Thema liegt auf der Straße

Allein Sabrina hat ausschließlich deutsche Wurzeln, wie sie sagt. Zusammen mit Pervin ist sie regelrecht über das Thema ihrer Ausstellung gestolpert. Sabrina entdeckte einen der Stolpersteine, die an die Göppinger Juden erinnern, die in den Vernichtungslagern der Nationalsozialisten ermordet wurden. Da sie nicht wusste, was es damit auf sich hat, erklärte es Pervin ihr. Weil sie vermuteten, dass viele Göppinger ebenfalls nichts darüber wissen, beschlossen sie zusammen mit Claudia, Nikolas und Sercan (17), der an diesem Nachmittag nicht dabei sein kann, dieses Thema in den Blick zu rücken. „Uns war klar, dass wir dann aus der Schule rausmüssen“, sagt Pervin. Die Idee, eine Ausstellung zu machen, war geboren.

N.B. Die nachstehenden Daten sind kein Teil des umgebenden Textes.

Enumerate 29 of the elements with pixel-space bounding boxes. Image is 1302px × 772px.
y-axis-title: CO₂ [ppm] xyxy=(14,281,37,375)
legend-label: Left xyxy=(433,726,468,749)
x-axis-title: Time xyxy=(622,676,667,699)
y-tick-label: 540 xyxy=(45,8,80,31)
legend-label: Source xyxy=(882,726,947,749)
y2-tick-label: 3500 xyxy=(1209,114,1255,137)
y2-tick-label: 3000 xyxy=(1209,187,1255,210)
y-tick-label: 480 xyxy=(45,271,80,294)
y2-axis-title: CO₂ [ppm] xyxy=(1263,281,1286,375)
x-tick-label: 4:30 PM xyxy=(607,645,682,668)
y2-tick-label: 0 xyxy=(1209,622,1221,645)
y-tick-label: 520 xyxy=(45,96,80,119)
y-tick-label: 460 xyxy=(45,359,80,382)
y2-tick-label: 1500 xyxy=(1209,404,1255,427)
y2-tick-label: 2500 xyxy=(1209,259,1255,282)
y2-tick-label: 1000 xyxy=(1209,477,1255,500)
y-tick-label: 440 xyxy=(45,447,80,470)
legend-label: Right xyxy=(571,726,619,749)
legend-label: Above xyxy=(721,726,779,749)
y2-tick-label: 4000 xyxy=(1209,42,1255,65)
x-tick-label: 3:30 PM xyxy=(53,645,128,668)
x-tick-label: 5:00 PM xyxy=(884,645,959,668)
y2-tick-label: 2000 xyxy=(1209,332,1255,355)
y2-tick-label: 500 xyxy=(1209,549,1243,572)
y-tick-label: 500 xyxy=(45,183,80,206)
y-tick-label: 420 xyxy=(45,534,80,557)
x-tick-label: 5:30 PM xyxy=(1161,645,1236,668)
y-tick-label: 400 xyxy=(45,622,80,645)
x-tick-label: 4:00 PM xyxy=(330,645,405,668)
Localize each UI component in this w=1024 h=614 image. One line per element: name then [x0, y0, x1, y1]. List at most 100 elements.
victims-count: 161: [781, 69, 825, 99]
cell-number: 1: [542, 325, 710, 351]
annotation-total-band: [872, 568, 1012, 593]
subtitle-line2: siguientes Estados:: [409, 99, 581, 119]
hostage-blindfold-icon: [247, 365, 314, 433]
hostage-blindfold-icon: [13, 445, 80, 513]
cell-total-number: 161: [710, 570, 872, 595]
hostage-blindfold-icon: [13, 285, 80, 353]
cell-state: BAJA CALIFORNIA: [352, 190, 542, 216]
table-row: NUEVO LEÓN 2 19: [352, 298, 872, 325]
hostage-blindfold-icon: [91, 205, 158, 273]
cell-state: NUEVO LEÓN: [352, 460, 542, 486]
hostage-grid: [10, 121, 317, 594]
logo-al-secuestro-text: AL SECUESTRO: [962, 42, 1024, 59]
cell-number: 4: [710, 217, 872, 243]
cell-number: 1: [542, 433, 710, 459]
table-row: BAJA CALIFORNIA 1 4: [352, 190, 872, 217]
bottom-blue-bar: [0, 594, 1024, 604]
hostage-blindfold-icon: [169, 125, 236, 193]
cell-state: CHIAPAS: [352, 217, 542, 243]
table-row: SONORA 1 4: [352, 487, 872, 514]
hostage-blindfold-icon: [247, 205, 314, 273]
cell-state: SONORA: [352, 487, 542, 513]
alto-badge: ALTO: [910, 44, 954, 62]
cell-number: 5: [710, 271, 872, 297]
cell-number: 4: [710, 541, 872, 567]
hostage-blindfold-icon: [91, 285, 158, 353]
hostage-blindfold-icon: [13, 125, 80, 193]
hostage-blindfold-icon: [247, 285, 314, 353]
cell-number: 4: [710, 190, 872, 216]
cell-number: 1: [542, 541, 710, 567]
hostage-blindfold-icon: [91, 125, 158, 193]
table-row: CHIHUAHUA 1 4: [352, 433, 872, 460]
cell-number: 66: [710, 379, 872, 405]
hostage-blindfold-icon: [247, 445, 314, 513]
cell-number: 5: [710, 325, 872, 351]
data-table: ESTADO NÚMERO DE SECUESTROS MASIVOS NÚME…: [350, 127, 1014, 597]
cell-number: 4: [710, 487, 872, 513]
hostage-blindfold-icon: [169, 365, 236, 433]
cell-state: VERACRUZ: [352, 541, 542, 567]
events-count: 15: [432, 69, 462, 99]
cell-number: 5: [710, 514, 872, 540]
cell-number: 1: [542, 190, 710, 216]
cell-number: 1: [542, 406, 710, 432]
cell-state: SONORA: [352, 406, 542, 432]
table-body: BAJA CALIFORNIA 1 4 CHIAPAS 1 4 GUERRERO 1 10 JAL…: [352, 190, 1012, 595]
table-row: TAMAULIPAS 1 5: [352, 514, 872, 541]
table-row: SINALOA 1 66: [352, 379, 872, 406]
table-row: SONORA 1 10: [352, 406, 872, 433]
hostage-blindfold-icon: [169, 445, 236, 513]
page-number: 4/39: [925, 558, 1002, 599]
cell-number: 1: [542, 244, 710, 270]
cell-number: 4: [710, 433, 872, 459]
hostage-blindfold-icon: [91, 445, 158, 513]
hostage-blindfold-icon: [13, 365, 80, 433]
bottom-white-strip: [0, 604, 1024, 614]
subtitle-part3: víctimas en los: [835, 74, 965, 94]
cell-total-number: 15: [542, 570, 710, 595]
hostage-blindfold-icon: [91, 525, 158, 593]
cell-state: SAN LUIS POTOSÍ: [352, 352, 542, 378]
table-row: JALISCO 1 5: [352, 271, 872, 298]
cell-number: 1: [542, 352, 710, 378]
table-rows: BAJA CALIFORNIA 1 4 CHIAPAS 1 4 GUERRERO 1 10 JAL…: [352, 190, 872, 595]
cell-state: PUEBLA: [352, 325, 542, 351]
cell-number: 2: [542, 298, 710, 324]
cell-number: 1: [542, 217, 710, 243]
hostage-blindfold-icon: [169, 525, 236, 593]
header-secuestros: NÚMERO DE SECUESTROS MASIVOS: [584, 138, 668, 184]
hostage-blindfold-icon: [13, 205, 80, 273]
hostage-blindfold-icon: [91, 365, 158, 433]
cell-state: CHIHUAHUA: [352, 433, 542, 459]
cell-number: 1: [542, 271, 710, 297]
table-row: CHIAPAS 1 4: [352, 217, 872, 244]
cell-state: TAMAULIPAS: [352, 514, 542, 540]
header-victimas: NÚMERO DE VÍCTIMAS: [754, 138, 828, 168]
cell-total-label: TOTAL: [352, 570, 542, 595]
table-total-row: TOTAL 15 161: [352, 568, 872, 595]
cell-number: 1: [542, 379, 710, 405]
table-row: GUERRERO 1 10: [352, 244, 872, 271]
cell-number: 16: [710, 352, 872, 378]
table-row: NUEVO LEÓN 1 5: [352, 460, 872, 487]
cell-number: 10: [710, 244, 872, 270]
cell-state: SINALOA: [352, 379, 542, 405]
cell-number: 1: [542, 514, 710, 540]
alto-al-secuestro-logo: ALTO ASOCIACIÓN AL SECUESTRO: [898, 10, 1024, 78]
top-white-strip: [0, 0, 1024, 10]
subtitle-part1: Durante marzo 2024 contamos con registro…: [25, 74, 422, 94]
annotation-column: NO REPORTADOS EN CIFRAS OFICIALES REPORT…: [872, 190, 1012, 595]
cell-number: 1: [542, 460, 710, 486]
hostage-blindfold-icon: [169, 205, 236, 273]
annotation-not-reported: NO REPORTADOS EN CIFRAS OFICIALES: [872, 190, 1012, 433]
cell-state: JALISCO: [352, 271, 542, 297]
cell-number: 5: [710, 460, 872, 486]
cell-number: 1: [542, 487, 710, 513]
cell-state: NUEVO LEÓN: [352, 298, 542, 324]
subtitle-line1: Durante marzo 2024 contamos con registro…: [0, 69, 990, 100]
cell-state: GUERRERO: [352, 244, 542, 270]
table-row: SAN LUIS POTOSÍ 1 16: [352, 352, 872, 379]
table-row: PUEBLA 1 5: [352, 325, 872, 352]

Seit November arbeiten sie an ihrem Projekt. Da sie Projekte nicht aus eigener Tasche bezahlen dürfen, gingen die Jugendlichen zunächst auf Sponsorensuche – und landeten erst einmal auf dem Bauch. Da sie versäumt hatten, den Schulleiter zu informieren, wies dieser einen Sponsor ab, der sich bei ihm vergewissern wollte, dass die Anfrage echt war. Der Irrtum klärte sich auf, und das Geld floss doch noch. Pervin ist die Erleichterung darüber noch immer ins Gesicht geschrieben.

Verschiedene Aspekte werden beleuchtet

Gleichzeitig setzten sich die jungen Ausstellungsmacher mit Klaus Maier-Rubner von der Göppinger Stolperstein-Initiative in Verbindung und nahmen Kontakt mit Karl-Heinz Rueß, dem Leiter des Stadtarchivs, auf. Sie lasen Bücher, recherchierten im Internet und im jüdischen Museum und holten Wolfram Hosch, den Leiter des Kulturreferates, ins Boot. Er besorgte fünf Stellwände – für jeden von ihnen eine. Nikolas steuert einen Überblick über die Restriktionen für Juden in der NS-Zeit bei, Claudia informiert über jüdische Festtage und Feiern, Pervin befasst sich mit der Reichspogromnacht in Göppingen, Sabrina listet auf, wo sich in der Stadt Mahnmale und Gedenktafeln befinden, die an den Holocaust erinnern, und Sercan beleuchtet die Rolle der Juden in der Göppinger Wirtschaft. Ihre Texte und die Fotos, die sie zur Illustration ihrer Schwerpunkte ausgesucht haben, sind bereits in der Druckerei.

Bis zur Eröffnung der Ausstellung am Montag bleibt noch viel zu tun. Pervin hat die Flyer für die Ausstellung von der Druckerei abgeholt. Gemeinsam packen die jungen Leute sie aus. „Das Leben der Juden in Göppingen“ prangt in gelber Schrift auf dunklem Hintergrund. Darüber befindet sich der Davidstern neben einem Kreuz und der schmalen Sichel des Neumondes – ein Appell, niemanden aufgrund seines Glaubens auszugrenzen.

Nun fiebern die Ausstellungsmacher dem Montag entgegen. An diesem ersten Ausstellungstag bieten sie zwei Führungen an. Zwei weitere sind am Donnerstag geplant. „Womöglich werden wir Dinge gefragt, die wir gar nicht wissen“, befürchten sie. Auch nach Ende der Ausstellung dürfen sie die Beine nicht hochlegen. In wenigen Tagen müssen sie die Präsentation des Projektes für die Schule vorbereiten. Auch die Reaktionen der Ausstellungsbesucher sollen mit aufgenommen werden. Trotz der vielen Arbeit bereuen die Jugendlichen nicht, sich dieses schwierige Thema ausgesucht zu haben. Gerade vor dem Hintergrund einer wachsenden Fremdenfeindlichkeit dürfe der Holocaust als die extremste Form der Ausgrenzung von Menschen nicht in Vergessenheit geraten, finden sie. „So etwas kann wieder kommen“, befürchtet Claudia. „Die Menschen lassen sich so schnell verführen.“

Vier Führungen sind geplant

„Das Leben der Juden in Göppingen“ ist von Montag, 16. Januar, bis Freitag, 20. Januar, im Foyer des Göppinger Rathauses zu sehen. Führungen finden am Montag um 13.30 und 14.20 Uhr sowie am Donnerstag um 14.30 und 15.20 Uhr statt. Spenden sind willkommen. Sie sollen dem jüdischen Museum zugeleitet werden.